The following example shows an example that can benefit from the packed compare and expand intrinsics in action. The Clear Below Threshold kernel scans an image of 8-bit unsigned pixels, and sets all pixels that are below a certain threshold to 0.
Clear Below Threshold Kernel

void clear_below_thresh(unsigned char *restrict image, int count, unsigned char threshold)

{

int i;

for (i = 0; i < count; i++)

{

if (image[i] <= threshold) image[i] = 0;

}

}
Vectorization techniques are applied to the code (as described Packed-Data Processing on the C64x), giving the result shown in the following example. The _cmpgtu4() intrinsic compares against the threshold values, and the _xpnd4() intrinsic generates a mask for setting pixels to 0. Note that the new code has the restriction that the input image must be double-word aligned, and must contain a multiple of 8 pixels. These restrictions are reasonable as common image sizes have a multiple of 8 pixels.
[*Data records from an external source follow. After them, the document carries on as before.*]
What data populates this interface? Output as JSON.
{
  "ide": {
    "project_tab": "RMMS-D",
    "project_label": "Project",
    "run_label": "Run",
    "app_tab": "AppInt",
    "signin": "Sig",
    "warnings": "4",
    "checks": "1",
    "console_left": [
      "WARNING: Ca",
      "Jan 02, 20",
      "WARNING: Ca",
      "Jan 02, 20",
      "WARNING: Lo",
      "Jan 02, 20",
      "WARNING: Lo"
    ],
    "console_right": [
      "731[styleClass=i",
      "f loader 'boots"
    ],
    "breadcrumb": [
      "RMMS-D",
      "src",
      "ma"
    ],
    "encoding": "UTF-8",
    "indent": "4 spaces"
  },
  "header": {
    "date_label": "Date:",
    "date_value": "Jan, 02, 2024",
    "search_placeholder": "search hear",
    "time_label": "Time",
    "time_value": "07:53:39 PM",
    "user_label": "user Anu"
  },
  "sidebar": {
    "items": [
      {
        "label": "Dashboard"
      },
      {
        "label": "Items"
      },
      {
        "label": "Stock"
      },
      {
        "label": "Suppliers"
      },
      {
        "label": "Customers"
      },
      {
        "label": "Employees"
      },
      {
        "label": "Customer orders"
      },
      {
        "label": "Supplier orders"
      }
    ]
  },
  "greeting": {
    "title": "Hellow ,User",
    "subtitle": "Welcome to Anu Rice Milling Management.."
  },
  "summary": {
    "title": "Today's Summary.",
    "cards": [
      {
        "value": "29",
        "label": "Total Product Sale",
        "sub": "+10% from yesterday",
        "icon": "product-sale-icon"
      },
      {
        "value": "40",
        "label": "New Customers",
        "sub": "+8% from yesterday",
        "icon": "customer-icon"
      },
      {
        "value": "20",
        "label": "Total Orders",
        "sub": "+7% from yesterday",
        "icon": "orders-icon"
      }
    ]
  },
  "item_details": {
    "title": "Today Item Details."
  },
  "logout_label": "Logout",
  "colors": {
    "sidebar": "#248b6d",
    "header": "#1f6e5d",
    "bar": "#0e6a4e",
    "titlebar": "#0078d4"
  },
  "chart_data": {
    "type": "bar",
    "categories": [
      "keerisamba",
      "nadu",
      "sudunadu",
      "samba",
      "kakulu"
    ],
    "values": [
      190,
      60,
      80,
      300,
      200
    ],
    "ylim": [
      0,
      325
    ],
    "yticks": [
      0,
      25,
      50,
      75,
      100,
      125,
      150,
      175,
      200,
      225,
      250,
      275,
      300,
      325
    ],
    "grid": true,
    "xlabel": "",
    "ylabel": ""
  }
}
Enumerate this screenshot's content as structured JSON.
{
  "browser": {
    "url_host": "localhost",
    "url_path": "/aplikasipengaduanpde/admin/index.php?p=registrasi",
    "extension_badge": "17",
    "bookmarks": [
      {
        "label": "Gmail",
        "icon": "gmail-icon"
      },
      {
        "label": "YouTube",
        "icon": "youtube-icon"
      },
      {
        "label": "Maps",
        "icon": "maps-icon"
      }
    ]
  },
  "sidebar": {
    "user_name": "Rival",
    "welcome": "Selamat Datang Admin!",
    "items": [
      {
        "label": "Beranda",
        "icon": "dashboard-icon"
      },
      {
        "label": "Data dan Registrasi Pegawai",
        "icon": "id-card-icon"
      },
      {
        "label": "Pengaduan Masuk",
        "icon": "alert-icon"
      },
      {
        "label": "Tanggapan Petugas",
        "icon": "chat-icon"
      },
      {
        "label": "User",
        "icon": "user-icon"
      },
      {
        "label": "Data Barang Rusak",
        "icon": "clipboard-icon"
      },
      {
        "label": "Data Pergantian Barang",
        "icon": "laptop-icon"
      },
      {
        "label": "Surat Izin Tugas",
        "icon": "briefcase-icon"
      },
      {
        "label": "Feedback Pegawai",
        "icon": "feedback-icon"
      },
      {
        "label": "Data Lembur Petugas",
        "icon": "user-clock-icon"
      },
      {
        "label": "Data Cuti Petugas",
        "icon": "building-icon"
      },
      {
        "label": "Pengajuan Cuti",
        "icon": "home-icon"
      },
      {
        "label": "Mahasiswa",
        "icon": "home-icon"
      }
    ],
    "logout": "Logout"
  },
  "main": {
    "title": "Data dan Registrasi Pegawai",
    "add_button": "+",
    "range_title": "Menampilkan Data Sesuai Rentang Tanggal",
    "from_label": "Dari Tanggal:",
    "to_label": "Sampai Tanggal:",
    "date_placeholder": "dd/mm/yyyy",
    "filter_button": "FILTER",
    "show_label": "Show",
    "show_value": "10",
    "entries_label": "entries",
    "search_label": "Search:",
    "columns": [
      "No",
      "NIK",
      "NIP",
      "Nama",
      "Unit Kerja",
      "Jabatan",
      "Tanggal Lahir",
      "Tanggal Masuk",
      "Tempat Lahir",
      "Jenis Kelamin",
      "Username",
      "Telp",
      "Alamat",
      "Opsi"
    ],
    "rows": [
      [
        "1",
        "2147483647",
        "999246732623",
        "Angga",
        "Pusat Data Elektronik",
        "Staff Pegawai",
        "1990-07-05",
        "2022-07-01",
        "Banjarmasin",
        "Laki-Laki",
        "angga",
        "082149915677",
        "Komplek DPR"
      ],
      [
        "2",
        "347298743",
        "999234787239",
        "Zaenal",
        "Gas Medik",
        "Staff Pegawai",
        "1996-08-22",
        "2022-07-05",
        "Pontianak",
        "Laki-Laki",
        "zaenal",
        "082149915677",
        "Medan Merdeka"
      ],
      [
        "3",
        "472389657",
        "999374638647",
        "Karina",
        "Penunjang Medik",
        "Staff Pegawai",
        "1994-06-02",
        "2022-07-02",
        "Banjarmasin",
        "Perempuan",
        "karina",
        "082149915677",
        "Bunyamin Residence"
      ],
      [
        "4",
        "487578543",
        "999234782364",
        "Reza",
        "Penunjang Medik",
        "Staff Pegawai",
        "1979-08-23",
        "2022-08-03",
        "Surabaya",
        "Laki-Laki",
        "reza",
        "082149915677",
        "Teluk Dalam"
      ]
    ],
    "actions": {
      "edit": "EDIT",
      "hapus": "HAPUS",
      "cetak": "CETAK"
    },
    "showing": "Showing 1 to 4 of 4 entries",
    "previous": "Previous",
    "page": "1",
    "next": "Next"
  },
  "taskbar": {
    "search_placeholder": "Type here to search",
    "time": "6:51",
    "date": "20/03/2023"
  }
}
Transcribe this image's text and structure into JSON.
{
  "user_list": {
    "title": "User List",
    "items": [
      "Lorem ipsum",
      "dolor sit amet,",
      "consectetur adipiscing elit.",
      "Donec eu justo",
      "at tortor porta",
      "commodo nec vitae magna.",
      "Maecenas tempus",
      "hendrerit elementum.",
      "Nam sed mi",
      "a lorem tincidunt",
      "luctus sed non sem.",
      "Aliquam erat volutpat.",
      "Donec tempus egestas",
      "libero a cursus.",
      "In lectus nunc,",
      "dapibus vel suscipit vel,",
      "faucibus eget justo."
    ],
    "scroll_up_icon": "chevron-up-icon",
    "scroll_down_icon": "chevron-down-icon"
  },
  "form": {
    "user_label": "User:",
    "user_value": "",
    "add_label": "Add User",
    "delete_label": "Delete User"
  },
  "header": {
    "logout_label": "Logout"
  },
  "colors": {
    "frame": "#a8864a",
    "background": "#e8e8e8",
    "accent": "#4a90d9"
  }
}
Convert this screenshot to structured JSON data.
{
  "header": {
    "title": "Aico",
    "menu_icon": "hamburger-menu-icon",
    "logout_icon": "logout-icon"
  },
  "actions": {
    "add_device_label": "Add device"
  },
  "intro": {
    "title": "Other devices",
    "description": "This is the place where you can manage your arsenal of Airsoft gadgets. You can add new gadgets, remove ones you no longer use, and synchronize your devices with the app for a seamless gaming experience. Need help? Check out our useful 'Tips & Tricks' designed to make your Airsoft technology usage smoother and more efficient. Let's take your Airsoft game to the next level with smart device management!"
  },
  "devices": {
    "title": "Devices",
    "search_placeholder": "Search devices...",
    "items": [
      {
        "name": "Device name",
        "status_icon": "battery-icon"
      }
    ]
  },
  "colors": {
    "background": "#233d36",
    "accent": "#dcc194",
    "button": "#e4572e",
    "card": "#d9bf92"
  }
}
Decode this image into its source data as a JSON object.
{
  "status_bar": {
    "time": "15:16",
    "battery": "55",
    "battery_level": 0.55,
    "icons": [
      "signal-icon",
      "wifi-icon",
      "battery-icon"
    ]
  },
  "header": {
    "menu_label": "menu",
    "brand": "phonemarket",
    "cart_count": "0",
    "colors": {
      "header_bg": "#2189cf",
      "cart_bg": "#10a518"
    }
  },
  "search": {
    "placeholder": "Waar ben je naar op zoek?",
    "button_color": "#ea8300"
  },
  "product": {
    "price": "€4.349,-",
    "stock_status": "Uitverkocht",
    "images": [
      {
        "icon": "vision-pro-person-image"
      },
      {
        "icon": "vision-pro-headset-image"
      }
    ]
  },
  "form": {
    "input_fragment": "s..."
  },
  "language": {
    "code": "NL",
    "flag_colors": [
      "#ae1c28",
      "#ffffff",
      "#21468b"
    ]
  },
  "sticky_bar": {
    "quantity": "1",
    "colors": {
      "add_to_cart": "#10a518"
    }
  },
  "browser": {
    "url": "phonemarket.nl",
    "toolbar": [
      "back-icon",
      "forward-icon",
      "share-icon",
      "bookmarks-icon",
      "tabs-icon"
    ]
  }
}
Clear Below Threshold Kernel, Using _cmpgtu4 and _xpnd4 Intrinsics

void clear_below_thresh(unsigned char *restrict image, int count, unsigned char threshold)

{

int i;

unsigned t3_t2_t1_t0; /* Threshold (replicated) */

unsigned p7_p6_p5_p4, p3_p2_p1_p0; /* Pixels */

unsigned c7_c6_c5_c4, c3_c2_c1_c0; /* Comparison results */

unsigned x7_x6_x5_x4, x3_x2_x1_x0; /* Expanded masks */

/* Replicate the threshold value four times in a single word */ unsigned temp = _pack2(threshold, threshold);

t3_t2_t1_t0 = _packl4(temp, temp);

for (i = 0; i < count; i += 8)

{

/* Load 8 pixels from input image (one double-word). */

p7_p6_p5_p4 = _hi(_amemd8(&image[i]));

p3_p2_p1_p0 = _lo(_amemd8(&image[i]));

/* Compare each of the pixels to the threshold. */

c7_c6_c5_c4 = _cmpgtu4(p7_p6_p5_p4, t3_t2_t1_t0);

c3_c2_c1_c0 = _cmpgtu4(p3_p2_p1_p0, t3_t2_t1_t0);

/* Expand the comparison results to generate a bitmask. */

x7_x6_x5_x4 = _xpnd4(c7_c6_c5_c4);

x3_x2_x1_x0 = _xpnd4(c3_c2_c1_c0);

/* Apply mask to the pixels. Pixels that were less than or */

/* equal to the threshold will be forced to 0 because the */

/* corresponding mask bits will be all 0s. The pixels that */

/* were greater will not be modified, because their mask */

/* bits will be all 1s. */

p7_p6_p5_p4 = p7_p6_p5_p4 & x7_x6_x5_x4; p3_p2_p1_p0 = p3_p2_p1_p0 & x3_x2_x1_x0;

/* Store the thresholded pixels back to the image. */

_amemd8(&image[i]) = _itod(p7_p6_p5_p4, p3_p2_p1_p0);

}